No systemic problem with aged care - industry body

Geriatric rest homes are not facing widespread problems in the health care they deliver, says the body which represents most rest homes in New Zealand.

A temporary manager was appointed to another Auckland rest home today but HealthCare Providers NZ said that did not mean a systemic problem existed in aged care in New Zealand.

The Waitemata District Health Board appointed a manager to look after the day-to-day running of the Birkenhead Lodge resthome on Auckland's North Shore.

However, HealthCare Providers, which represented 80 percent of New Zealand's aged residential care sector, said the troubles of four rest homes had been highlighted by the media.

"But there is no evidence to support any allegations of a systemic problem in the quality of care in the country's other 753 aged care facilities," said chief executive Martin Taylor.

"One case of elder abuse is always one case too many. It is always distressing to hear about poor quality care on our most vulnerable in the community - the elderly."

He said Age Concern's report last October recorded only 21 cases of elder abuse in rest homes in the 2005-2006 year.

"This clearly showed that the aged residential care sector is doing well, especially considering that over the same period more than 80,000 elderly New Zealanders received care in a rest home, hospital or dementia unit.
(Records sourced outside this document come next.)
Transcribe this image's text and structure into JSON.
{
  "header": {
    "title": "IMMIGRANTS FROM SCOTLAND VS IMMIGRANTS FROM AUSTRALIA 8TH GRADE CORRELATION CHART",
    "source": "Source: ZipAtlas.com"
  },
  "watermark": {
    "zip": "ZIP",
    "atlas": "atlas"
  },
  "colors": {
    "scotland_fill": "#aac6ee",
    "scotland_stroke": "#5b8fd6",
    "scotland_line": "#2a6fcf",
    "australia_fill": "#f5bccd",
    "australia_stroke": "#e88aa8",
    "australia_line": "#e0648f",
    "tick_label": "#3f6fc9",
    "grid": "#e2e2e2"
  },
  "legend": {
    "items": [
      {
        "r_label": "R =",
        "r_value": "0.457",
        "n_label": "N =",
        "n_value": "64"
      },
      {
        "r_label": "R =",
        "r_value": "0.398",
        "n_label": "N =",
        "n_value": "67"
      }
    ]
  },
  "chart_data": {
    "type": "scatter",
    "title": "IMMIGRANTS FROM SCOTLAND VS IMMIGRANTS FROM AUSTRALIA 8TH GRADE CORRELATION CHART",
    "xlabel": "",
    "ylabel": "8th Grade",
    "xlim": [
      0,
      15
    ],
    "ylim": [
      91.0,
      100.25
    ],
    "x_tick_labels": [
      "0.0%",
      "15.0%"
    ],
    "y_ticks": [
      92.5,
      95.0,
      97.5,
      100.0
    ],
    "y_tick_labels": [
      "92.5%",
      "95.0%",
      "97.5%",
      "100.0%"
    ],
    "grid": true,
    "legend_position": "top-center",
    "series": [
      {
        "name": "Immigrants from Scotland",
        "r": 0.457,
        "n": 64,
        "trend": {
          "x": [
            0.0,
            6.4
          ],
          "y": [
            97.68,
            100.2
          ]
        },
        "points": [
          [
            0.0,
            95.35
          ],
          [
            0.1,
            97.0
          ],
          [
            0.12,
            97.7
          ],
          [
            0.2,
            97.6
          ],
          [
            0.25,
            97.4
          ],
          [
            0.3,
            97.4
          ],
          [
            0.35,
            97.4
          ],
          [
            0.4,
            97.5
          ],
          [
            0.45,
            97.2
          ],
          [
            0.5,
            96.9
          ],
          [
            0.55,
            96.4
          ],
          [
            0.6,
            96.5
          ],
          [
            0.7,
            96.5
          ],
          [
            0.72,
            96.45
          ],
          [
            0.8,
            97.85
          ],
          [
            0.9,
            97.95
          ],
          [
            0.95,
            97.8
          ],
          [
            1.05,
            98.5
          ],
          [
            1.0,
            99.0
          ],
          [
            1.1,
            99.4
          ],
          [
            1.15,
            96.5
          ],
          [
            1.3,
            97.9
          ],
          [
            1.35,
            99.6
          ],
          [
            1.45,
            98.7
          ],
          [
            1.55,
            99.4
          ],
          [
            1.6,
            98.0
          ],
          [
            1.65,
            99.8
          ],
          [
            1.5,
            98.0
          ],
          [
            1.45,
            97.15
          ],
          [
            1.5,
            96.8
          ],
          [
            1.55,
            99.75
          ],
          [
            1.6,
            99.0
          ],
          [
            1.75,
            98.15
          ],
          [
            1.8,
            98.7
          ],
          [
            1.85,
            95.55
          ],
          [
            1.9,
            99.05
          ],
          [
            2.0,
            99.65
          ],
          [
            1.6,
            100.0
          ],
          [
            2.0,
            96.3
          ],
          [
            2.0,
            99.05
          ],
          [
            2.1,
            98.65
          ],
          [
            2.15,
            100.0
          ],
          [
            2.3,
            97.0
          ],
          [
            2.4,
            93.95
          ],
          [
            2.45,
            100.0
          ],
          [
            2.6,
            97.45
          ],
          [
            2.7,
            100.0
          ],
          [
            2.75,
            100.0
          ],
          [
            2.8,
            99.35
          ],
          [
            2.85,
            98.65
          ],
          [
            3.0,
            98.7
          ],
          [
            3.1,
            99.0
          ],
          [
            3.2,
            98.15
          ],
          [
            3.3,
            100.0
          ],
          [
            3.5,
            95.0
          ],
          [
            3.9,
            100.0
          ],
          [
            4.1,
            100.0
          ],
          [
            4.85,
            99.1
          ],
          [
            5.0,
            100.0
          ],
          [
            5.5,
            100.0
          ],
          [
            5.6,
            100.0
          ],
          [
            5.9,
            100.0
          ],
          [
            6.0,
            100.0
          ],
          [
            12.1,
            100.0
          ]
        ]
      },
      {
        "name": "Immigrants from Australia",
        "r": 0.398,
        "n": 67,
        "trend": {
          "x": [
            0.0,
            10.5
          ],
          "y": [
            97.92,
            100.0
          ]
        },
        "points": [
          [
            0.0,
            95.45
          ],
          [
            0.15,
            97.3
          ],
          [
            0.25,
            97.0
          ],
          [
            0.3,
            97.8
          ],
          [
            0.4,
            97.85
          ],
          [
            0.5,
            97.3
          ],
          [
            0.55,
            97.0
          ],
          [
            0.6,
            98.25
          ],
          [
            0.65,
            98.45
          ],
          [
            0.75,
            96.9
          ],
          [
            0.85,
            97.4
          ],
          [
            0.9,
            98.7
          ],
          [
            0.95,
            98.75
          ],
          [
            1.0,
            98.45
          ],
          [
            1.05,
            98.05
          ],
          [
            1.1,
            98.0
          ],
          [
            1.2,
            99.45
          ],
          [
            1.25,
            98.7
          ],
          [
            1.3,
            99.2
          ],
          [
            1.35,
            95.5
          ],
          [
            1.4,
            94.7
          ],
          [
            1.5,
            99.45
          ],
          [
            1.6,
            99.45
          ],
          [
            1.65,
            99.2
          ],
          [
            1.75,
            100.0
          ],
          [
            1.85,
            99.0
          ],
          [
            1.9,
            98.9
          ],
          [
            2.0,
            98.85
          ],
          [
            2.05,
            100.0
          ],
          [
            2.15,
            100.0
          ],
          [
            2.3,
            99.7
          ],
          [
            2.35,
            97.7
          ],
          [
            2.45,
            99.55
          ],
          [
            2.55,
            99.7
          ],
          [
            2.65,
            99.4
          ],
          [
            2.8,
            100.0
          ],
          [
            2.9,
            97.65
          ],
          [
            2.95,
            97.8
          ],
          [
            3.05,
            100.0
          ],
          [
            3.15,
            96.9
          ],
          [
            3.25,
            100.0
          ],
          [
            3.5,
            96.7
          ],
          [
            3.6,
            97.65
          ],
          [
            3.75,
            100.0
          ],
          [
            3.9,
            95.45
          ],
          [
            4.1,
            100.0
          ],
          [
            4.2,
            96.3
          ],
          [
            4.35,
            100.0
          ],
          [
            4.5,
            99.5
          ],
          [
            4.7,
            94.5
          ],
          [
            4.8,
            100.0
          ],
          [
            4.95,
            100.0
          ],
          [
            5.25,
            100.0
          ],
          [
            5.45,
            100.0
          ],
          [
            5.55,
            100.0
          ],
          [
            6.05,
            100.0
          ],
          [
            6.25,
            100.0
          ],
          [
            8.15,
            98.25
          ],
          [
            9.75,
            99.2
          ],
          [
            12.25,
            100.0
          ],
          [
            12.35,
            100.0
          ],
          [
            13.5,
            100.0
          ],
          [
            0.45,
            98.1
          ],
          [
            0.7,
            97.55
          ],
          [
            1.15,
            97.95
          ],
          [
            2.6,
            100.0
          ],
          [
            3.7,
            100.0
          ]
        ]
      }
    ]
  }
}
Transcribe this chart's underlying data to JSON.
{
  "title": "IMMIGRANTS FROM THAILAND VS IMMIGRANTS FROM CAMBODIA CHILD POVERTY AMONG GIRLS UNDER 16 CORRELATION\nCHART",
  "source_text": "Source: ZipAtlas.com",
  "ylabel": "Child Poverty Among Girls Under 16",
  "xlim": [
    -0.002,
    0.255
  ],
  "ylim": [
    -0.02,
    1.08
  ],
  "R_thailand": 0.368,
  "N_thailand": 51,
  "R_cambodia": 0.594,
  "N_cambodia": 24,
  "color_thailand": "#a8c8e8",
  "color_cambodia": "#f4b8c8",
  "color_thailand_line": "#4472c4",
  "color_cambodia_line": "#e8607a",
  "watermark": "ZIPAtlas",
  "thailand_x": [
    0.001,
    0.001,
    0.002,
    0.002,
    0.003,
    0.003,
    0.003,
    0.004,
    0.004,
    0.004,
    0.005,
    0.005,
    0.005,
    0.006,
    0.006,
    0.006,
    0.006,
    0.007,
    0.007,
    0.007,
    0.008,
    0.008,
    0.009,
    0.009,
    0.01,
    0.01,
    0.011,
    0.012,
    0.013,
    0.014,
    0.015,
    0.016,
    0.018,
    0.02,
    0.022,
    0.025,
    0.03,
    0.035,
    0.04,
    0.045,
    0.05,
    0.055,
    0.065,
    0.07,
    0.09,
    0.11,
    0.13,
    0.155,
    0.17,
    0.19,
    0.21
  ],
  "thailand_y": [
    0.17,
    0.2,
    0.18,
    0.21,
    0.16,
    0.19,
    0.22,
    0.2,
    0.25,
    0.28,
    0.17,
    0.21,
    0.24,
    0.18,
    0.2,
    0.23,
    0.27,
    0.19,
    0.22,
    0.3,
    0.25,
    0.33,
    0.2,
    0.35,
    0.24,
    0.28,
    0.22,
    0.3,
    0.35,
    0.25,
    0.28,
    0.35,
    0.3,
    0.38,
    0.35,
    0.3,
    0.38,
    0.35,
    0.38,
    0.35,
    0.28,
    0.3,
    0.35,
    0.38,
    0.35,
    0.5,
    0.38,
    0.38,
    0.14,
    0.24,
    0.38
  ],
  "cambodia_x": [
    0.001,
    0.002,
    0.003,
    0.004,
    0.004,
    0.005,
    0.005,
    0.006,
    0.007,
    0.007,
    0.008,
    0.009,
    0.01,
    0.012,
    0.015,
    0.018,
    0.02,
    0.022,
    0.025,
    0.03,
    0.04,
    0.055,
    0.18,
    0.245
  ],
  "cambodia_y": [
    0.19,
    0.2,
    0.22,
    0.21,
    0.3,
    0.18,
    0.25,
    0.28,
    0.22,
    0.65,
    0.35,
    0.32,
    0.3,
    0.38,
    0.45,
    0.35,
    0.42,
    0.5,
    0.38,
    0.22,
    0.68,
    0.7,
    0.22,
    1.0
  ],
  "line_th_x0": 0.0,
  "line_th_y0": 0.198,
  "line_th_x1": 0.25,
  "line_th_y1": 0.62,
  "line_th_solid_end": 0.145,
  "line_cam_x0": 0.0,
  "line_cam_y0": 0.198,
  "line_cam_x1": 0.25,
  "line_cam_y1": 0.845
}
"There is no evidence of a widespread problem with the quality of care in New Zealand, but we must remain vigilant," he said.

The health board said temporary manager Rik Walstra would help the owners of Birkenhead Lodge to rectify concerns the board had over the management of the home and the quality of care and treatment provided to residents.

The 69-bed Birkenhead Lodge had 35 residents.

Earlier this month Auckland rest home Belhaven had a temporary manager appointed and was then closed after a resident was photographed with her mouth taped shut because she was too noisy.

During the week several rest homes were put under statutory management because of safety concerns, including a patient being left without oxygen for several hours in a Feilding rest home.